Pudo verlo todo en su mente. Cuando Molly, Pierre, la doctora Bacon y sus dos ayudantes hubieron salido del quirófano, Klimus no se había masturbado en un vaso. En lugar de eso, había cogido uno de los óvulos de Molly con una pipeta de vidrio, manteniéndolo por succión. Trabajando cuidadosamente bajo el microscopio, había abierto el óvulo y, utilizando una pipeta más pequeña, había sacado los veintitrés cromosomas de la dotación haploide de Molly, sustituyéndolos por los cuarenta y seis cromosomas de la dotación diploide de Hannah. El resultado final: un óvulo fertilizado que contenía sólo el ADN de Hannah.

Por supuesto, abrir el óvulo podía haber dañado la zona pellucida, un recubrimiento gelatinoso imprescindible para que el embrión se implantara y desarrollara. Pero desde que Jerry Hall y Sandra Yee demostraron en 1991 que podía emplearse una zona pellucida sintética para recubrir las células de los óvulos, la clonación de seres humanos era teóricamente posible. Y sólo dos años más tarde, en un congreso de la Sociedad Americana de Fertilización celebrado precisamente en Montreal, Hall y sus colaboradores habían anunciado que lo habían hecho, aunque sin desarrollar los embriones más allá de su fase inicial.

Sí, era factible. Lo que estaba sugiriendo Molly era una posibilidad real. Klimus podía haber utilizado ese procedimiento para preparar varios huevos con una copia del ADN de Hannah, cultivarlos in vitro hasta el estado multicelular y, después, la doctora Bacon, seguramente sin saber su procedencia, los había insertado en Molly, esperando que al menos uno de ellos lograra implantarse.

—Si es cierto —dijo Molly, su mirada pasando del ojo izquierdo de Pierre al derecho una y otra vez— si es cierto, eso no cambiará lo que sientes por Amanda, ¿verdad?

Pierre guardó silencio.

La voz de Molly adquirió un tono apremiante.

—¿Verdad?

—Bueno, no. No, supongo que no. Es sólo que, bueno, quiero decir que ya sabía que no era mi hija biológica… Sabía que no era parte de mí. Pero siempre había pensado que sí era parte de ti. Pero si lo que estás sugiriendo es cierto, entonces… —dejó la frase sin terminar.
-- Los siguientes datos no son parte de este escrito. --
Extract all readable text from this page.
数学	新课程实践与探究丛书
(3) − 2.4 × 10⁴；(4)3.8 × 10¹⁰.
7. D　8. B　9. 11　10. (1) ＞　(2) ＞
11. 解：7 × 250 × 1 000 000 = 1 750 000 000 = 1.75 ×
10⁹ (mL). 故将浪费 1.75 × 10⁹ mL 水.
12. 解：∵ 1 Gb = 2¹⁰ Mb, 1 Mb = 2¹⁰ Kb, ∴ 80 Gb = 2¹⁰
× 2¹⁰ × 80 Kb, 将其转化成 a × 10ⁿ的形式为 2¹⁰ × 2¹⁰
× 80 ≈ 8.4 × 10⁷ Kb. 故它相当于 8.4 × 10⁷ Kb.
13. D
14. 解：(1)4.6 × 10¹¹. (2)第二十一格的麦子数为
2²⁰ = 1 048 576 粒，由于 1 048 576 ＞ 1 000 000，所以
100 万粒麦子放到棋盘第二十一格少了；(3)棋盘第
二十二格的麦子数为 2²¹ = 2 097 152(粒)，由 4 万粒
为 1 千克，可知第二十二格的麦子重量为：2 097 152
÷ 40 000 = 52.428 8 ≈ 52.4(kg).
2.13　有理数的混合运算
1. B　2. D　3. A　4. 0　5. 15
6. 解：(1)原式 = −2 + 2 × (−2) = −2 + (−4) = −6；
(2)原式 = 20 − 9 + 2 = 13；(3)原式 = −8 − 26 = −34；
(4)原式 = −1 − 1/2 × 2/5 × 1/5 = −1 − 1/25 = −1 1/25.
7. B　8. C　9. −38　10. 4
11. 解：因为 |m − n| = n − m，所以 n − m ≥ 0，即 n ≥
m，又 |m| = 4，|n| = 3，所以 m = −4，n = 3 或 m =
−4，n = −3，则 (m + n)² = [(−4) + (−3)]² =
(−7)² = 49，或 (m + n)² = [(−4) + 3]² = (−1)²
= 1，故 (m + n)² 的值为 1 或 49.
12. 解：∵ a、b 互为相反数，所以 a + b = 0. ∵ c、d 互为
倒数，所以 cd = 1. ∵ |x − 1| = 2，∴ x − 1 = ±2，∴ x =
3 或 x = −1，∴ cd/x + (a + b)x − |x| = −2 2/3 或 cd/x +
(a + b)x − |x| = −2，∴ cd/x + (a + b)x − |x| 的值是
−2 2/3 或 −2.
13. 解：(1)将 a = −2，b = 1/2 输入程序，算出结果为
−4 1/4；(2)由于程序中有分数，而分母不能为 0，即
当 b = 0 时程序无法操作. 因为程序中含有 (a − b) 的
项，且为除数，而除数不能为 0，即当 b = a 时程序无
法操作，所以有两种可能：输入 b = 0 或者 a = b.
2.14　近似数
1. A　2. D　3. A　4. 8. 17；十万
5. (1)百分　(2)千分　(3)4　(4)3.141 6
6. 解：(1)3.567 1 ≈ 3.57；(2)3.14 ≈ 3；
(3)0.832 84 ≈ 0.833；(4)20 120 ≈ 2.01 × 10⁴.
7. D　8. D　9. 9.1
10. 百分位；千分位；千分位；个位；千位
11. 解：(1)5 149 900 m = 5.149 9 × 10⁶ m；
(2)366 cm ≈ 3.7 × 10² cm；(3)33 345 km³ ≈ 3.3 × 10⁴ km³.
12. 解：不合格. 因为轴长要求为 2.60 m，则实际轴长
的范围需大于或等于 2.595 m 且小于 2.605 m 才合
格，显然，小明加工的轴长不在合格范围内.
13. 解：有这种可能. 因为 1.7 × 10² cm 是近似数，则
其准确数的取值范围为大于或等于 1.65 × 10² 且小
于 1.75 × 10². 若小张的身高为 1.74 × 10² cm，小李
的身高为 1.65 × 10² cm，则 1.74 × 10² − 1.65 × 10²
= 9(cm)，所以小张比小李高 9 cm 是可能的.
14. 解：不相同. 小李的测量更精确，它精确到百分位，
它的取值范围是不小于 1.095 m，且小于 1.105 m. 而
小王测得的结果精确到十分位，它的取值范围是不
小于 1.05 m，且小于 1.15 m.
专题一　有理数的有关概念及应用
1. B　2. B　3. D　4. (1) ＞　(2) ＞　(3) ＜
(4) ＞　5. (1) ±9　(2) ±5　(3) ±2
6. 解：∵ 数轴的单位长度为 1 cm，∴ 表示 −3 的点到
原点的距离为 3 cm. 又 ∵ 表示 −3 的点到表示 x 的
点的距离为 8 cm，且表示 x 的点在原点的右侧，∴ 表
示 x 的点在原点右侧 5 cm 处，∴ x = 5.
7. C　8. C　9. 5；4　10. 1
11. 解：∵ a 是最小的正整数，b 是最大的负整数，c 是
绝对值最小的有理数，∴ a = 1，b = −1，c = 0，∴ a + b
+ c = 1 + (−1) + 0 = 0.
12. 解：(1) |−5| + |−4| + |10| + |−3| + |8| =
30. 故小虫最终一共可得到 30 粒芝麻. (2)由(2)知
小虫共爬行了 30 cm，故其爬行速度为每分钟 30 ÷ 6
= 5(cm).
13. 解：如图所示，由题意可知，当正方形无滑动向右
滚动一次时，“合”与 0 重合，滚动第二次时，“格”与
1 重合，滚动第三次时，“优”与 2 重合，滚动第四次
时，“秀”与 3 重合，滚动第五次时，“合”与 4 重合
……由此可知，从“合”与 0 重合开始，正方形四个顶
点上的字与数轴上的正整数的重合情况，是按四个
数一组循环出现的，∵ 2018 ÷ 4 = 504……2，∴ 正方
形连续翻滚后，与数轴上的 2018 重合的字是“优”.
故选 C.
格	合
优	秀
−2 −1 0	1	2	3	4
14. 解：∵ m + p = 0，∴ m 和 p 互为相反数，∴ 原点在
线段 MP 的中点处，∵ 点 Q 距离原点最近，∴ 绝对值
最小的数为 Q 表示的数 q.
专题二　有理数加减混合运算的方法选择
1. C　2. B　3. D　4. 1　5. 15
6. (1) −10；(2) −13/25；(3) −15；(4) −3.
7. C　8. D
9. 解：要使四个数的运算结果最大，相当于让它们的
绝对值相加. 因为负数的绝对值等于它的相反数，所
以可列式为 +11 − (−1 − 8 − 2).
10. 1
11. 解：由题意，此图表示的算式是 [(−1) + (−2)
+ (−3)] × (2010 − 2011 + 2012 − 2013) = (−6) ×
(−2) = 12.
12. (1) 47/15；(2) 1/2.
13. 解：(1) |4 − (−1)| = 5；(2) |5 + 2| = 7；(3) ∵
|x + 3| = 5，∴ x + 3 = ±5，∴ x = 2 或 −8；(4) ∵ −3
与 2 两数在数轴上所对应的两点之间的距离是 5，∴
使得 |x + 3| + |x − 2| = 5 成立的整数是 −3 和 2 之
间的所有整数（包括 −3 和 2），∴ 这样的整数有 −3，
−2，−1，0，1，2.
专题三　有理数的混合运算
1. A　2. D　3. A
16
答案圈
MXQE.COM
El CD de Shania Twain había dejado de sonar. Pierre se levantó, se acercó al estéreo, sacó el disco, lo puso de nuevo en su funda y desconectó el aparato. Intentaba pensar desesperadamente. Era una locura… una locura. Vale, Amanda tenía trastornos del habla, ¿y qué? Muchos niños tenían problemas mucho más graves. Pensó en el pequeño Erik Lagerkvist, que estaba infinitamente peor que Amanda. Guardó el CD en su sitio y volvió al sofá.

—Quiero a Amanda —dijo al sentarse. Tomó las manos de Molly entre las suyas—. Es nuestra hija.

Ella asintió, aliviada. Hubo una pausa.

—De todas formas, tenemos que saberlo. Puede afectar a muchas cosas… el colegio, enfermedades…

Pierre miró el reloj. Acababan de dar las nueve.

—Voy al laboratorio.

—¿Para qué?

—Casi todos se habrán ido ya a casa. Voy a robar una muestra del ADN de la Triste Hannah.